The boy sped back down the lane with a can of cool water, and she sat bathing Dad’s head, sobbing softly, but always with a pitiful, artificial, unreal, golden little smile ready to spring out if he should come to consciousness.

The Confederate captain had called Dad her husband. She caught herself trembling with a soft, happy little emotion, which died swiftly as she realized that Dad might--might never speak to her again.

In a corner of the room Jimmie stood anxiously watching beside the recumbent Joseph. He looked down. His father was looking up as anxiously.

Suddenly all their former lack of sympathy for one another was forgotten.

“Dad--grandad--” gasped the boy.

It was all he could say, but it expressed many things--and Joseph Brinton understood them.

“Yes, yes!” said he gently, and stroked his son’s hair.

The silent, grim woman by the bed still watched and her lips moved in many prayers--prayers that Dad might recover--a prayer, too, for the mother of the Confederate captain.

More than an hour passed. Dad’s heart still beat, evenly, soundly, but he did not awaken.

Perhaps he would not, dreaded the old lady. A passionate tenderness came over her. She crossed to the corner where sat Jimmie and Joseph, and with soft words made her peace with Joseph and renewed his bandages.

Jimmie’s hand she patted. She went to the door and snapped her fingers to Napoleon Bonaparte Dog, who was lying in the shade by the doorstone, but awake, ready for his little god to come out of the cottage again.

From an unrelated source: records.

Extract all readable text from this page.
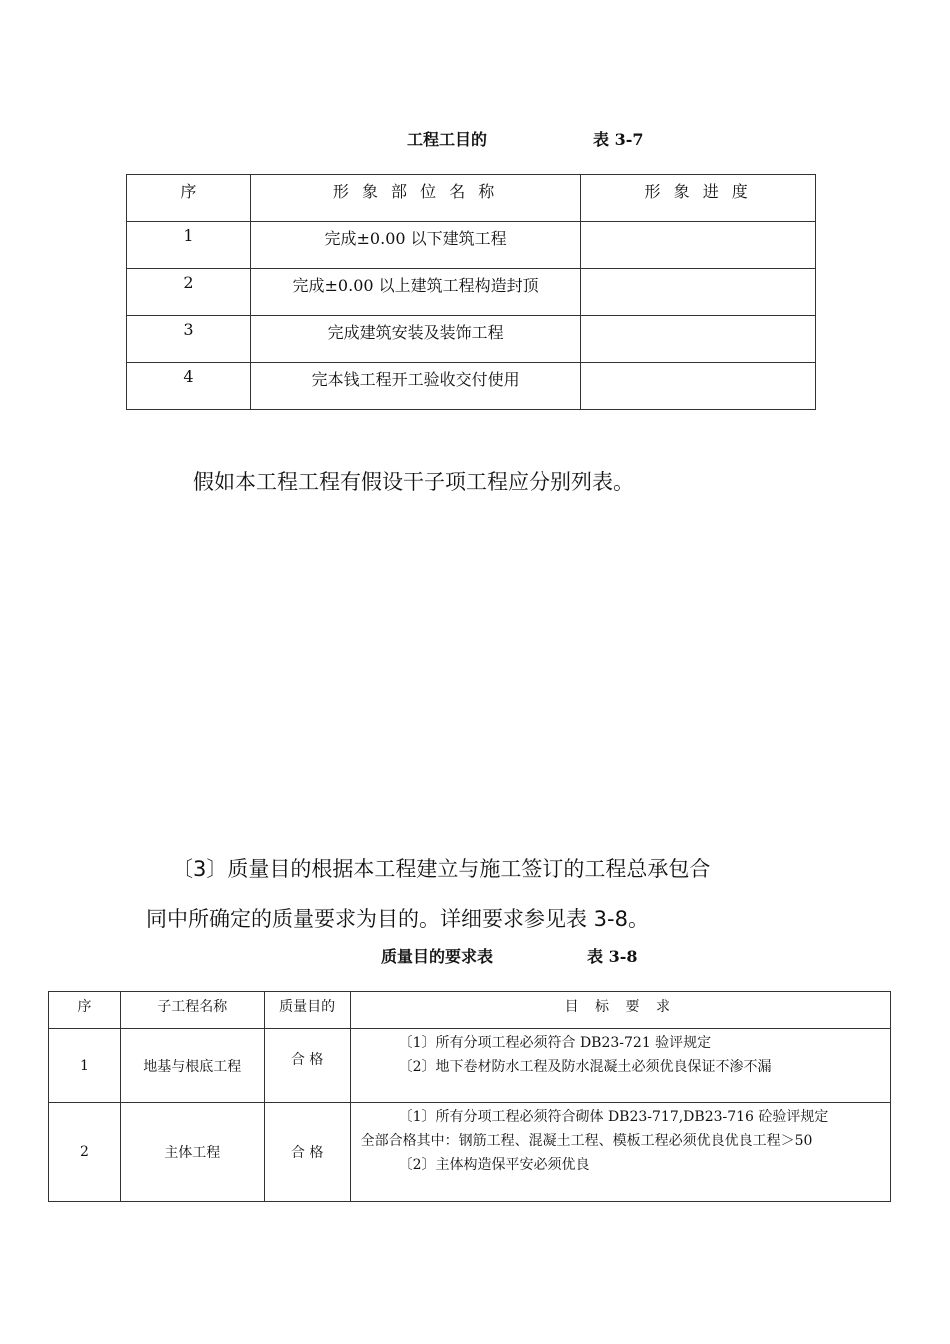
工程工目的	表 3-7
序	形 象 部 位 名 称	形 象 进 度
1	完成±0.00 以下建筑工程	
2	完成±0.00 以上建筑工程构造封顶	
3	完成建筑安装及装饰工程	
4	完本钱工程开工验收交付使用	

假如本工程工程有假设干子项工程应分别列表。

〔3〕质量目的根据本工程建立与施工签订的工程总承包合

同中所确定的质量要求为目的。详细要求参见表 3-8。

质量目的要求表	表 3-8
序	子工程名称	质量目的	目 标 要 求
1	地基与根底工程	合 格	〔1〕所有分项工程必须符合 DB23-721 验评规定
〔2〕地下卷材防水工程及防水混凝土必须优良保证不渗不漏

2	主体工程	合 格	〔1〕所有分项工程必须符合砌体 DB23-717,DB23-716 砼验评规定
全部合格其中：钢筋工程、混凝土工程、模板工程必须优良优良工程＞50
〔2〕主体构造保平安必须优良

Napoleon jumped up and came running. Emily tossed him a corner of hardtack.

As she swiftly stepped to Dad’s cot again she found him lying awake, his eyes on her, filled with a great, soft-shining reverence.

She knelt by the bed.

“All right?” she whispered.

“Yes, Emily.”

Then their cheeks were together.

All at once Mrs. Sessions sprang up and snapped out:

“Well, I declare! We’re a fine lot. Jimmie, you go out and get me some fresh water. Never see such a shiftless lot as we are.”

And up the road jingled the slow-moving hospital wagons.